10 Mar How to keep customers packing
Pick Up | Short insights from our automated food packaging specialists.
Author | Gerben ter Maaten, Service and Spare Parts Coordinator, PWR
Author | Vincent Vedder, Inside Service engineer, PWR
| Packaging machines must have limited downtime
| 24/7 service is therefore a must
| Access to spare parts is also key
| Predictive maintenance is the new standard
| Digital training of on-site staff is the new normal
A key objective of food producers is to keep packing. Machine break downs or a reduction in performance due to machine failures are a hard ‘n o’. This is why service and maintenance is so important.
24/7 service is a must
In today’s globalised manufacturing environment, a 24/7 operated service desk is essential. By securing VPN remote access to a machine, it enables efficient and effective support for recipe setup, training and fault diagnosis 24/7 365. For urgent issues that can’t be solved remotely, a team of experienced service engineers need to be available that can easily be dispatched to customers. This team should also actively conduct regular service visits to run inspections on site and take care of maintenance when requested.
A development in the industry is the use of systems such as HoloLens, that connects two worlds with the help of augmented reality (AR). This development strengths the customers on-site team’s ability to resolve issues with the OEM support, without being present on-site being able to see the same things. And as a plus removing the waiting time for a service engineer to arrive and thus limits the amount of downtime.
Utilising a ticketing system is best practice
Collating the data from each service call, through the utilisation of a ticketing system for example, further allows a machinery supplier to capitalise on the relationship between service and the entire design and production process.
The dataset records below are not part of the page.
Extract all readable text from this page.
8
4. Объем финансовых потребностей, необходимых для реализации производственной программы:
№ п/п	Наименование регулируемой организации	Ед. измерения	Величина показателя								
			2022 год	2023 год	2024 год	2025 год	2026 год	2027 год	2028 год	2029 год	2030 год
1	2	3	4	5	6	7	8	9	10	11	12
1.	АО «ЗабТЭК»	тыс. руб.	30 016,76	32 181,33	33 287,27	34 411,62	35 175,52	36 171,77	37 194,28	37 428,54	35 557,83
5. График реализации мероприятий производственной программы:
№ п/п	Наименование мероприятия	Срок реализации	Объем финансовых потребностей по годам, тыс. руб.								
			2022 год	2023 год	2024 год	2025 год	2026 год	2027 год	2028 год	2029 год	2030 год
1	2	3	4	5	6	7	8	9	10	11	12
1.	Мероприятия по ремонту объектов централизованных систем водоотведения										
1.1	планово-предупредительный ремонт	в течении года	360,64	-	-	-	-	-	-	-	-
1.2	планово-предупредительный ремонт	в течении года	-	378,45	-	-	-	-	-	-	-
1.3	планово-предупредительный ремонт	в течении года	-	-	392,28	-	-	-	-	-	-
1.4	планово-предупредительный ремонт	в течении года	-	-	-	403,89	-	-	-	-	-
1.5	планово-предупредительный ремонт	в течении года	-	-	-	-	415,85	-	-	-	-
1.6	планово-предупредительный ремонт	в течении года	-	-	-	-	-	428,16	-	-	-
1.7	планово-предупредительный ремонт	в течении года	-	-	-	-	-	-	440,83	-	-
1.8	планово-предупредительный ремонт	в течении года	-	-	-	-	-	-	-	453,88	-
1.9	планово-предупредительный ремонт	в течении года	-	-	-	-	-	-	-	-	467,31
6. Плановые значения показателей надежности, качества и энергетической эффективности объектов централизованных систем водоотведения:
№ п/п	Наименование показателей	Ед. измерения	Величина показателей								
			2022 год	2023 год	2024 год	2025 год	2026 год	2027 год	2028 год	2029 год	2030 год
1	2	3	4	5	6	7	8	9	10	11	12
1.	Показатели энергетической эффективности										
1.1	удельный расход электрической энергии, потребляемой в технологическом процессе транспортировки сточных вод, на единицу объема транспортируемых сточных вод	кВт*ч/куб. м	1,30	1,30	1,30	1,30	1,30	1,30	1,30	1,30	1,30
Re-occurring problems can be easily extracted via the service ticketing system and used to not only help to solve issues faster for the customer’s convenience but feed into a continuous improvement cycle.
Access to spare parts is key
For the scheduled downtime incorporated into a food producers own maintenance schedule, an understanding of and access to the critical spare parts is a must. Clear communication of the criticality and availability of a machines components allows a customer to plan their stock keeping of spares efficiently. Any service department should ensure OEM specific critical spare parts are available to be shipped on the same day.
Predictive maintenance is the future
Traditionally service in the machine industry is re-active. New developments such as Preventive and Predictive Maintenance are providing the tools for customers and OEMs to maintain machines pro-actively. Preventive maintenance attempts to prevent failure by maintaining machines at pre-scheduled intervals, imposing the risk spare parts are being replaced that are not worn out yet. With predictive maintenance the key data points within a machine system are collected and analysed. The machine will dictate when service is needed, before possible failures occur. Downtime for service can be planned, causing a minimum of disturbance in the production process and maximising machine availability.
Training of staff is essential, digital training is the new normal
The last development which relates to all new developments and the current inability to travel, is the need for digital training material. Proper training of machine operators and related staff has a positive effect on the efficiency and diminishes the need for service. Due to the pandemic, on-site training sessions are prohibited. Digital training not only solves issues, it also ensures new staff are properly trained in the future.